Mark 9 – Do We Help People to Have Unbelief?
Do We Help People to Have Unbelief?
When people are looking for Jesus, and come to us:
• Do His people fail them and get in the way?
• Do we show how their “kind” is unwelcomed here?
• Are we concerned “sinners like them” might harm our congregation’s reputation?
• Are we cold toward them because we think they won’t fit it?
Notice this progression in scripture from Mark 9. Never before have I seen it with this meaning and application:
BIBLE: “Someone from the crowd answered him, ‘Teacher, I brought my son to you. He has a spirit that makes him unable to speak….” (CSB Mark 9:17)

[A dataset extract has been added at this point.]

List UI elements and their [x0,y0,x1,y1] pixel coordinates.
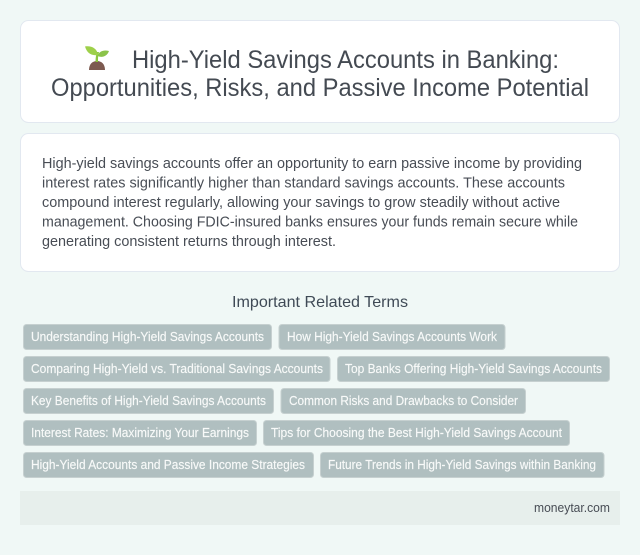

ME: Not seeing Jesus personally, what happens next? The father continues looking for a solution in a way that is sensible.
BIBLE: “I asked your disciples to drive it out, but they couldn’t.”” (CSB’17 Mark 9:18)
ME: Upon finally seeing Jesus, and I am skipping a few verses, notice the paradoxical response of the father. This is one of my favorite verses because it is so real and relatable:
BIBLE: “Immediately the father of the boy cried out, “I do believe; help my unbelief!”” (CSB’17 Mark 9:24)
Obviously the man believed or else he never would have come to Jesus and then His disciples. Here is what I never considered before as part of the text. What causes his unbelief? While there are other occasions causing the dissonance of belief and unbelief, contextually this passage points to one cause: Could it be Jesus’s disciples?
Consider this sobering thought: When people come to us looking for Jesus, do we increase their belief or shake or even break it? When hurting, empty, needy, distraught, rock-bottom people – the kind society has thrown away – come to find Jesus and meet us – do we help them to believe deeper, or have unbelief?